Big brain evolution: our special gene is identified (Evolution)

by dhw, Sunday, January 13, 2019, 14:36 (1891 days ago) @ David Turell

dhw: Shapiro concludes that the ability of bacteria to solve problems indicates intelligence. As a doctor, you know it takes generations of bacteria to solve some problems, and millions die before they work out ways of countering measures devised to kill them. This is not “high speed”. Meanwhile, what happened to your God’s instructions?

DAVID: Missed my point: I was referring to immediate stimuli of daily living. The antibiotic appears, and if it is totally effective, all bacteria die. But there will always be a small group with enough immunity to survive and adapt to the antibiotic by adopting an existing metabolic path answer or using gene transfer. Bacteria do this automatically, God's instructions used.

Initially you repeat what I wrote: There is no totally effective antibiotic and so all bacteria don’t die. A small group finds a remedy and passes it on. “Adopting an existing metabolic path answer” is a fine sounding phrase which apparently means that God’s automatic survival programme failed miserably at first, but then clicked in later. It apparently takes time for your God’s “high speed” technology to work. Alternatively, perhaps some bacteria use their intelligence to find a suitable means of solving a new problem which some of their less intelligent buddies were unable to solve.

DAVID: The deletion idea from Behe is simply the reserve [dhw: reverse?] of that possibility, in that info is simply taken out of the process. One or the other is very likely a correct analysis.

dhw: “Simply”? It means that the first cells contained the DNA for every single life form in history – insects, birds, reptiles, mammals – not to mention all the bits that got discarded during speciation: teeth, sexual organs, spikes, fins, legs, trunks, human pelvises, whale pelvises….You call that simple?

DAVID: Simple for God.

Any reason why he couldn’t "simply" have invented a single mechanism (the intelligent cell combining with other intelligent cells) capable of inventing all the above? Too difficult?

DAVID: Again avoiding the point of small group size. To go from ape to erectus takes massive mutational changes. If as suspected 10,000 erectus existed and previous antecedent hominins were in similar amounts, and if we use the known helpful mutations rates which are slow, and if we assume a new generation every 18-20 years how did erectus and sapiens appear so quickly in geologic time of six-eight million years?

dhw: Once again, nothing to do with group size, and everything to do with speed. 6 million divided by 20 = 300,000 generations. I am not talking about helpful chance mutations but about the ability of cell communities described above, so how the heck would anyone know how many generations are needed? There is no precedent.

DAVID: The precedent is the human rate of mutations is known and is slow and less than 20 % cause an advance.
"https://www.bionews.org.uk/page_91833

"The team at the Sanger Institute have now accurately calculated the mutation rate. They sequenced the same piece of DNA - just over 10,000,000 letters from the Y chromosome - from two men separated by 13 generations, whose common ancestor lived 200 years ago. They counted the difference between the two sequences and found only four mutations. From their data they were able to calculate the mutation rate.
''These four mutations gave us the exact mutation rate - one in 30 million nucleotide each generation - that we had expected', says Dr Tyler-Smith."

And do you really think that 200 years and 13 separate generations under stable conditions provide an accurate guide to a process that went on under ever changing conditions for 6-8 million years and 300-400,000 generations?

dhw: You agree that the groups were small, and I proposed that they were localized, probably because of changes to local conditions, whereas the rest of the ape family were not affected. Why do you think this hypothesis is less likely than your God fiddling with the anatomy of a few apes and then telling them to go and live on the ground even though they would have been happy to stay in the trees?

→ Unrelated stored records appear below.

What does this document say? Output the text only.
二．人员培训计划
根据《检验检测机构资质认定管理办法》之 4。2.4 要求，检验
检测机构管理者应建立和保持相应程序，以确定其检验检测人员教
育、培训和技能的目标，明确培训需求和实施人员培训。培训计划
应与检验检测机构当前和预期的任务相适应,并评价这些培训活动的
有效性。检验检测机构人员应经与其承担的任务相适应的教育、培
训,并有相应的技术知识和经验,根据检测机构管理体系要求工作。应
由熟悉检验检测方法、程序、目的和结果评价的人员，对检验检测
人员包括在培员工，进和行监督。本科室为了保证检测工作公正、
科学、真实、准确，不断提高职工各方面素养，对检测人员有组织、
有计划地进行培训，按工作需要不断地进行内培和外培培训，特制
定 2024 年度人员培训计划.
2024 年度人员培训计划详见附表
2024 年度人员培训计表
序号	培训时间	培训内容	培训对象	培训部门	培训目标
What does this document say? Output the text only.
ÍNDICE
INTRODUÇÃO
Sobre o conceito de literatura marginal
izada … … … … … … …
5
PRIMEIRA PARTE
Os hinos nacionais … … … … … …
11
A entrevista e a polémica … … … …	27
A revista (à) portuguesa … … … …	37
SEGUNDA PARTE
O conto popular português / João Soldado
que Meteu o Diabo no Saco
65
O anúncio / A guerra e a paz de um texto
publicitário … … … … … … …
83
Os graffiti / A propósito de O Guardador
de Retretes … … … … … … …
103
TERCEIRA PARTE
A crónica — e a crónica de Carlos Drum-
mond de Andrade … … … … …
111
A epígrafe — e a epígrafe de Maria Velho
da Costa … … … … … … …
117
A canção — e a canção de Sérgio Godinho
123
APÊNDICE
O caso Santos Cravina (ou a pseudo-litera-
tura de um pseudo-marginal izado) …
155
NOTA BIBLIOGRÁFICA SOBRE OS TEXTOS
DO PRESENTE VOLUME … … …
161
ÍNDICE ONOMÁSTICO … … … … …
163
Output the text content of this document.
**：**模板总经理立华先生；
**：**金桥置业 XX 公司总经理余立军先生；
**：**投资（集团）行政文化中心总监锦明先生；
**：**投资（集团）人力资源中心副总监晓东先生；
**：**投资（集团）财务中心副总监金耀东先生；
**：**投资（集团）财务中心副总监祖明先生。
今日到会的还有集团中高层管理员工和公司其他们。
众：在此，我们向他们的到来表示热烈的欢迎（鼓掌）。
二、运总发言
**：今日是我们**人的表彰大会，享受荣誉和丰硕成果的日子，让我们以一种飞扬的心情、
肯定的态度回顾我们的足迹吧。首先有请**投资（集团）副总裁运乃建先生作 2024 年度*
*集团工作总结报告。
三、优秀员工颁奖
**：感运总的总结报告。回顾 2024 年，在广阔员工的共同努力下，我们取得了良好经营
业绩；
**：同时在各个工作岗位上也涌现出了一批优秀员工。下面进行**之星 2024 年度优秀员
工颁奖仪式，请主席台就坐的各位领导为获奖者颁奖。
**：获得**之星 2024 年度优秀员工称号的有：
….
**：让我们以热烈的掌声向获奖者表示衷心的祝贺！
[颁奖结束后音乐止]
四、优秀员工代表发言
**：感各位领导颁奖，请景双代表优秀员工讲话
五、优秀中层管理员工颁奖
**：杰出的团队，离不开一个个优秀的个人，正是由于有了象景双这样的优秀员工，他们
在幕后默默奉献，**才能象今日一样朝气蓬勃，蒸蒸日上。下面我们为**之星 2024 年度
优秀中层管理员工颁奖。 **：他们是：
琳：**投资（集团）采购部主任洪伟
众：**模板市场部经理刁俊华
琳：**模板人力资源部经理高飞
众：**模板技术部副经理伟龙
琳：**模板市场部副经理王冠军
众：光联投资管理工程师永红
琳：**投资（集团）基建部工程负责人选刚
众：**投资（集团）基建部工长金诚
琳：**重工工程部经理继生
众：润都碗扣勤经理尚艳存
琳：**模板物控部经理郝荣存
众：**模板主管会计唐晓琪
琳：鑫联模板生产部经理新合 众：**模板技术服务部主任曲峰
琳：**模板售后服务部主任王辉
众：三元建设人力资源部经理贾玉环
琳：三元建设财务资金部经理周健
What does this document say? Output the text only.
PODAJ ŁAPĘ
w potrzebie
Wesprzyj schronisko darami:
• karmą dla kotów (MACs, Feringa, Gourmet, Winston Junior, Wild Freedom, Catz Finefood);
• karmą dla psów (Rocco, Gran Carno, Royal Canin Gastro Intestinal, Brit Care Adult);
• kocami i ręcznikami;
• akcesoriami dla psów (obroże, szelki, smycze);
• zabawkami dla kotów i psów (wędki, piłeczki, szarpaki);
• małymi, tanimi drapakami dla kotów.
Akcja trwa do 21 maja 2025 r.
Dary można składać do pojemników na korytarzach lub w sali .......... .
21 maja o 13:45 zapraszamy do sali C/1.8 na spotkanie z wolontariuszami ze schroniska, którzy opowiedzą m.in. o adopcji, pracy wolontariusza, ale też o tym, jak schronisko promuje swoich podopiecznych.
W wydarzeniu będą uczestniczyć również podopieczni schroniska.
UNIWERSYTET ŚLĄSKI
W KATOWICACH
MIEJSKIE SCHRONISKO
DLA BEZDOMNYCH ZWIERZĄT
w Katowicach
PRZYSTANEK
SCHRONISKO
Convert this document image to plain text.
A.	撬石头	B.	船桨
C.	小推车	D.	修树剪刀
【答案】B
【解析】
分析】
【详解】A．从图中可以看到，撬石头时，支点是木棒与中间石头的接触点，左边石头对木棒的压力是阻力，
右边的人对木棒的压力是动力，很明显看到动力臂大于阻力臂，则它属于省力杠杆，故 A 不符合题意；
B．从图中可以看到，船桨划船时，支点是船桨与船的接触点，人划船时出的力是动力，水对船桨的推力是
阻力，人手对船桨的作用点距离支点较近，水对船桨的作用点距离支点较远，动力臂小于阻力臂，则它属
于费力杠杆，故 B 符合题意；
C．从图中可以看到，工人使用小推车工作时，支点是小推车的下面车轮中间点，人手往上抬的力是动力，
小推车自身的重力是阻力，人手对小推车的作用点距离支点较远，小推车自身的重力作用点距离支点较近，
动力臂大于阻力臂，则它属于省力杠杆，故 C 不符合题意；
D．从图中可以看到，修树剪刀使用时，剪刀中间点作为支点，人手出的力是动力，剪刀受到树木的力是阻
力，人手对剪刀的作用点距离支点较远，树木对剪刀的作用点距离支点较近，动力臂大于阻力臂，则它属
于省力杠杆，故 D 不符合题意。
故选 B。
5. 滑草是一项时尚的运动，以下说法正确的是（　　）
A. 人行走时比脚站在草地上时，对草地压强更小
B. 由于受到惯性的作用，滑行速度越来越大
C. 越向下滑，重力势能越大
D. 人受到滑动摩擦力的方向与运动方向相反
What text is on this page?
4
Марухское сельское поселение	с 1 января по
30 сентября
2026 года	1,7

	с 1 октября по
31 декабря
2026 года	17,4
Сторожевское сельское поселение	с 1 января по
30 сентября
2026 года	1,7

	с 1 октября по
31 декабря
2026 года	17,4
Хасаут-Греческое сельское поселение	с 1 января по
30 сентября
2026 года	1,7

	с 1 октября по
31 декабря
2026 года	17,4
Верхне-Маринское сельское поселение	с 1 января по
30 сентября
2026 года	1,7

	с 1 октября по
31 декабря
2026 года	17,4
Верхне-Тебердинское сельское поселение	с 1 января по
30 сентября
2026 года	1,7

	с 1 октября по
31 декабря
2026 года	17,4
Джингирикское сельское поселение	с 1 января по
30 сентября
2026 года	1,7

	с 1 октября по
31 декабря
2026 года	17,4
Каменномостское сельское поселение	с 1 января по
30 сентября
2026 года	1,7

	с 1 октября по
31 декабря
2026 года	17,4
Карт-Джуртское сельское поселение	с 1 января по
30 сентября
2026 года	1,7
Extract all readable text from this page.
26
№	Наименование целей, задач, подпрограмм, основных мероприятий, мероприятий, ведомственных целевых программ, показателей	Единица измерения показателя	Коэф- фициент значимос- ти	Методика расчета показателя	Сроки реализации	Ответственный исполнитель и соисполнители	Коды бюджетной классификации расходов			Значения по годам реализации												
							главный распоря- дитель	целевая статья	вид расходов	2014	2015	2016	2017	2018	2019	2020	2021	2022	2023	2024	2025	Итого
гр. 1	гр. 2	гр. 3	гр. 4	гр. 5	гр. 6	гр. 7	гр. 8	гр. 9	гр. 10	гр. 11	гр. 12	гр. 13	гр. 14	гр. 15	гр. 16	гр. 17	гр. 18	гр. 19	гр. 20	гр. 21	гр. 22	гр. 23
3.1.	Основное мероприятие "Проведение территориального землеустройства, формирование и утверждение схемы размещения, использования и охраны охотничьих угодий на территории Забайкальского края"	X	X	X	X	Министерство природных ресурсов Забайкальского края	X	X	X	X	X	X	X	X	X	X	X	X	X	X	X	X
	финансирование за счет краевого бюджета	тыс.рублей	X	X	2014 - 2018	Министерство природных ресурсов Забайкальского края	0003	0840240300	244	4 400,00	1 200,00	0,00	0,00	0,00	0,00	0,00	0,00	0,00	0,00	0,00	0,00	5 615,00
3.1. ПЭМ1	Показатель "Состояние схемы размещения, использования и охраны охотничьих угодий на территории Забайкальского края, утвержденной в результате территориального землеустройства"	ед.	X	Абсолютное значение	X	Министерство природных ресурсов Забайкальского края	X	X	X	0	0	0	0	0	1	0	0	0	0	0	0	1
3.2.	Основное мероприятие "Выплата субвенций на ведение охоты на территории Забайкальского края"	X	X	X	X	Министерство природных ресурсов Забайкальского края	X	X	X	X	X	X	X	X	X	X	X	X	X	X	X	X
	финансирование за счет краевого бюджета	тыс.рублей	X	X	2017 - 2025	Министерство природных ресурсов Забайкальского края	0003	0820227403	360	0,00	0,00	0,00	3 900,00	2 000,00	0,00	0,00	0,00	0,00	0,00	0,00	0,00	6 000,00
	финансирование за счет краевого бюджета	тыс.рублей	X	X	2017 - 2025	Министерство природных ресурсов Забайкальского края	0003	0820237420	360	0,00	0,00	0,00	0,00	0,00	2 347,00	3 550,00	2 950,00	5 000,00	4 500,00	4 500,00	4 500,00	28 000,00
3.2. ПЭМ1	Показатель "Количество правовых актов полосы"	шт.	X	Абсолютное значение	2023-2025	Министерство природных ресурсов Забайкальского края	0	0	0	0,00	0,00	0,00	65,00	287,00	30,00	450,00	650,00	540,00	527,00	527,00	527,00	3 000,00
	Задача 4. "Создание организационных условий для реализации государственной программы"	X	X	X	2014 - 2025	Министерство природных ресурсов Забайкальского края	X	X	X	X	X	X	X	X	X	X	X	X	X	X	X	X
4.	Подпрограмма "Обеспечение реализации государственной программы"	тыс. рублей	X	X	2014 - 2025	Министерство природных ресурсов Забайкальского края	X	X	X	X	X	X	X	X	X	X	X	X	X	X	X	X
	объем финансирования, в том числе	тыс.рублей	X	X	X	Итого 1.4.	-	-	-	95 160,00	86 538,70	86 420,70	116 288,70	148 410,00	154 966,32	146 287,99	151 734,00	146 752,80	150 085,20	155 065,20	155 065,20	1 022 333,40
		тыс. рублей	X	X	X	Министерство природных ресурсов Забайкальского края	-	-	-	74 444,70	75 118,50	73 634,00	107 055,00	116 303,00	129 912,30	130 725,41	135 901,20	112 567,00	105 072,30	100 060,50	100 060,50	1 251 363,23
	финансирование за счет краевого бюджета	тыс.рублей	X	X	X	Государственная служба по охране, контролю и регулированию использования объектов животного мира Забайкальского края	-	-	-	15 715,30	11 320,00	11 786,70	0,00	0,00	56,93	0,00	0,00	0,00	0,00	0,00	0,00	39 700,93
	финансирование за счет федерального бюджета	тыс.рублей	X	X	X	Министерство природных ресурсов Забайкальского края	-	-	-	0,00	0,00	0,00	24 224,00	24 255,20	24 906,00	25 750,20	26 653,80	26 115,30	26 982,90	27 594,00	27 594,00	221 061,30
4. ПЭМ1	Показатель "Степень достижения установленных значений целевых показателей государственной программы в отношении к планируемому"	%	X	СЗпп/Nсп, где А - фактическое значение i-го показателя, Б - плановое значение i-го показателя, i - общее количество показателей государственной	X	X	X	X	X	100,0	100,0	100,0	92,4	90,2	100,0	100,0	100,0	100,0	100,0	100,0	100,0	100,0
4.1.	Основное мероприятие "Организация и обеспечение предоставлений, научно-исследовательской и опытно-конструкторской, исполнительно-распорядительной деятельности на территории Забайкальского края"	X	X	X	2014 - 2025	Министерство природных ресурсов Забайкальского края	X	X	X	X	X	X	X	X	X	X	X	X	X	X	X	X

DAVID: Again avoiding the speed of the change. It has to be by design.

Speed dealt with above. So why do you think localized response to changing conditions is less likely than your God fiddling with the anatomy of a few apes and making them abandon their happy life in the trees?

dhw: […] please tell us which half of the “semi-autonomous” evolutionary process was autonomous. i.e. was the independent, intelligent decision-making of the organisms concerned.

DAVID: It is a concept. You, in a silly way, want exactitude. Semi-autonomous means within prescribed limits of design.

“Prescribed limits” restrict what can and can’t be done. A man in prison can’t autonomously decide to go for a walk in the country. I never imagined that a prototype ant could turn itself into an eagle or an elephant. But I can imagine cell communities over billions of years using their perhaps God-given intelligence to invent new ways of coping with or exploiting new conditions. And so I’m quite happy to accept the idea that cell communities autonomously restructure themselves, independently designing their own adaptations and innovations within limits prescribed by the environment and their own capabilities. Did you have any other “prescribed limits” in mind?